The tyranny of the heir to iconic late president Hugo Chavez has shown that he can survive without the “devil’s excrement”, sustained instead by opaque revenue streams that always seem a step ahead of US sanctions.
Not so long ago, the quixotic opponents of Venezuela’s autocratic president Nicolas Maduro and their White House keepers were confidently predicting that his days were numbered. Their hubris sprang from the Opec country’s declining oil production, a trend accelerated by US sanctions. Without oil, Maduro would not survive.
Nearly 18 months after the US imposed the oil sanctions, Venezuelan production has indeed tumbled to an almost nine-decade low. State-owned PdV’s storage is full, tankers ready to risk sanctions are scarce and buyers are harder to come by after the pandemic eviscerated demand.

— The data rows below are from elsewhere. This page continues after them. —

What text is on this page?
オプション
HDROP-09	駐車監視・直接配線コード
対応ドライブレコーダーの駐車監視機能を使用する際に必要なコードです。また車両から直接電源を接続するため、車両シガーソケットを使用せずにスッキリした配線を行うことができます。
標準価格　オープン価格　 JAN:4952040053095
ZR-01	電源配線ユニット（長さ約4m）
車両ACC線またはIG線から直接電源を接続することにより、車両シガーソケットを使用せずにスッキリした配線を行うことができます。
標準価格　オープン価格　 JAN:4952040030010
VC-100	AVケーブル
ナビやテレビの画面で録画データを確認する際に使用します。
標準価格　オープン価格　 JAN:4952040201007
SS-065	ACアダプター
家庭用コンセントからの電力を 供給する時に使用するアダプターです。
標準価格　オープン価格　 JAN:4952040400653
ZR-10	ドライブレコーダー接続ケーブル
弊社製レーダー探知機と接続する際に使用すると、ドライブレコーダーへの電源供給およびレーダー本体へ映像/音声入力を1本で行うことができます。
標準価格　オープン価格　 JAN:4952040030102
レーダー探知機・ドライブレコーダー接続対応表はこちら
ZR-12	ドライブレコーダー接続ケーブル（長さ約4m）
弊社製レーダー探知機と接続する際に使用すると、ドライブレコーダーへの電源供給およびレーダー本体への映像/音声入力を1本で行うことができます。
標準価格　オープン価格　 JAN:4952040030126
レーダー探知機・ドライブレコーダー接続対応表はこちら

And yet, Maduro is at the top of his game. In recent days, his supreme court named a rubber-stamp electoral board and hijacked opposition political parties ahead of elections for the National Assembly, the country’s last representative institution.
Even if the odds were not already stacked against a credible result, and if there was no Covid-19 to keep voters at home, cynicism and fatigue are likely to dissuade most Venezuelans from casting a ballot anyway. And so the assembly, already nominally headed by a puppet leadership, is about to fall into government hands for good.

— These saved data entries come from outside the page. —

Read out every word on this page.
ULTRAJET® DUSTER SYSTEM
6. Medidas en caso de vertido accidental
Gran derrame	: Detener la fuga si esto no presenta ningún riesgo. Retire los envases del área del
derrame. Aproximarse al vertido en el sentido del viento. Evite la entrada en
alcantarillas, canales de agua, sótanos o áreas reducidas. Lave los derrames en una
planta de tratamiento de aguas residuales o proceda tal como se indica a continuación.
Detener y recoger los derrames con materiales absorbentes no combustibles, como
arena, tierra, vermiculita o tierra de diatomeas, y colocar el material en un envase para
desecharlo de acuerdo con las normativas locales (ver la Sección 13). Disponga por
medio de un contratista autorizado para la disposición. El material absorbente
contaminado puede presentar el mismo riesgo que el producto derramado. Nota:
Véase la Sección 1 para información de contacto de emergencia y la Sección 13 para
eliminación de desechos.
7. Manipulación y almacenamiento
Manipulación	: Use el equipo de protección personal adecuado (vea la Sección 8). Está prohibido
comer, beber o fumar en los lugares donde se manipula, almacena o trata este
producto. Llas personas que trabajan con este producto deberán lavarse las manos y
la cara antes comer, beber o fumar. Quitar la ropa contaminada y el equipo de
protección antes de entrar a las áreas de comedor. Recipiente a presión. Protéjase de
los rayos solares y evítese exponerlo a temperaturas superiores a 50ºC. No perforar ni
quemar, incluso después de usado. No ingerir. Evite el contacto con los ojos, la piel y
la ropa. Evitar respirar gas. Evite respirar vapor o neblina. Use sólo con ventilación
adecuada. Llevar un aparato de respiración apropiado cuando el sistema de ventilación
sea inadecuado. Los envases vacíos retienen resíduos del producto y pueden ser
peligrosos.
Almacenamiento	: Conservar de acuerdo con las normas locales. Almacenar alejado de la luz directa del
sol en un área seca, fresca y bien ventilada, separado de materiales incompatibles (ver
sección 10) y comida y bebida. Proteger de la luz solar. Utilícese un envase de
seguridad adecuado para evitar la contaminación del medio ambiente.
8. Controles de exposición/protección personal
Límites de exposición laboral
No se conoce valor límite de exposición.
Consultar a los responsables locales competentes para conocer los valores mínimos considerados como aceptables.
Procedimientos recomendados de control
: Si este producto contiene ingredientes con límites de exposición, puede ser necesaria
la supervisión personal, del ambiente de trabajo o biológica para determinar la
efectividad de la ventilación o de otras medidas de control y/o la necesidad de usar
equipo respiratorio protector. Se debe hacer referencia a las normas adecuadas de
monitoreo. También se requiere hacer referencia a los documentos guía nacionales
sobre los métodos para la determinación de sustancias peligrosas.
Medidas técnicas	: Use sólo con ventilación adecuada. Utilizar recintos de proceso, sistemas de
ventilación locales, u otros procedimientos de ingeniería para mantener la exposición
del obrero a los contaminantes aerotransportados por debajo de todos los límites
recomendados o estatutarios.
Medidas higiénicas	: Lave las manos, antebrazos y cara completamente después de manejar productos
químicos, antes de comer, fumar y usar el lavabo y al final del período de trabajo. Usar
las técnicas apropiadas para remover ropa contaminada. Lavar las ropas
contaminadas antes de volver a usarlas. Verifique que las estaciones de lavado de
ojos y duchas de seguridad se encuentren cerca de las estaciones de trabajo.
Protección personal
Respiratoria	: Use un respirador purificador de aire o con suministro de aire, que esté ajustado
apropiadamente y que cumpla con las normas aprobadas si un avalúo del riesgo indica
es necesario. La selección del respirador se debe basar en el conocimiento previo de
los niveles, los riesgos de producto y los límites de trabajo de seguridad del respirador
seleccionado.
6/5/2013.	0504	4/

That outcome is designed to pull the constitutional rug out from under Maduro’s US-groomed nemesis Juan Guaido whose January 2019 claim to an interim presidency was grounded in his elected assembly leadership. The 50-plus countries that recognize Guaido will not countenance another sham election. But just as assuredly, Russia, China, Turkey, Cuba, Argentina, Mexico and the other countries and institutions, including the UN, that still recognize Maduro will not intervene.
Blinded by oil
The White House and Guaido’s Venezuelan team — ambitious former political prisoner Leopoldo Lopez holed up in the Spanish embassy in Caracas and a clutch of long-exiled technocrats sprinkled from Boston to Bogota — never fathomed that Maduro could hang on without petrodollars.
Juan Guaido, accompanied by Acción Democrática party leader Henry Ramos Allup (left), addressing reporters on 17 June in Caracas. Photo by presidential press photographer Leo Alvarez and courtesy Guaido organization.
If they did not see the futility of the strategy of starving Maduro of oil revenue, they blindly disregarded the historical evidence from Iran. Not only has Maduro resisted “maximum pressure”, he has consolidated power by repressing opponents, exploiting Guaido’s spectacular blunders and blaming US sanctions for the hardship sown by two decades of mismanagement and corruption. Now those very sanctions plus US indictments have wiped out any incentive for him to leave.
The focus on oil to oust the regime should come as no surprise, since the opposition’s post-Maduro reconstruction campaign is almost entirely anchored on oil. Never mind climate change and energy transition, not to mention Venezuela’s negligible non-oil economy. Driven by nostalgia for a glorious Venezuela that never was or aspiring for an oil-rich Venezuela that will probably never be again, Guaido’s team is more wedded to oil than Maduro himself.
The tyranny of the heir to iconic late president Hugo Chavez has shown that he can survive without the “devil’s excrement”, sustained instead by opaque revenue streams that always seem a step ahead of US sanctions. On the international stage, Maduro’s fellow US-sanctioned friends in Moscow, Havana and more recently Tehran now have every reason to believe that their man in Caracas will outlast US president Donald Trump.
Shallow fixation
The opposition’s last stand is PdV’s US refining arm Citgo. From the start, Guaido’s advisers fixated on defending the asset from creditors. The White House gave its blessing to an opposition-appointed board last year, but without access to dividends Guaido’s control is superficial at best. This week, his team is among the parties ordered by a Delaware court to file proposals to sell Citgo shares to satisfy a debt to one of Venezuela’s many jilted claimants and creditors. The only obstacle to the sale is a US Treasury license that expires in July. Treasury is likely to renew it, but not before it becomes painfully evident that Citgo was not worth the fight. Oil market conditions have eroded the asset’s value to as little as $3.5bn. Venezuela’s foreign debt? At least $150bn.
With elections nearing in both Venezuela and the US, Guaido and Trump are the ones whose days look to be numbered.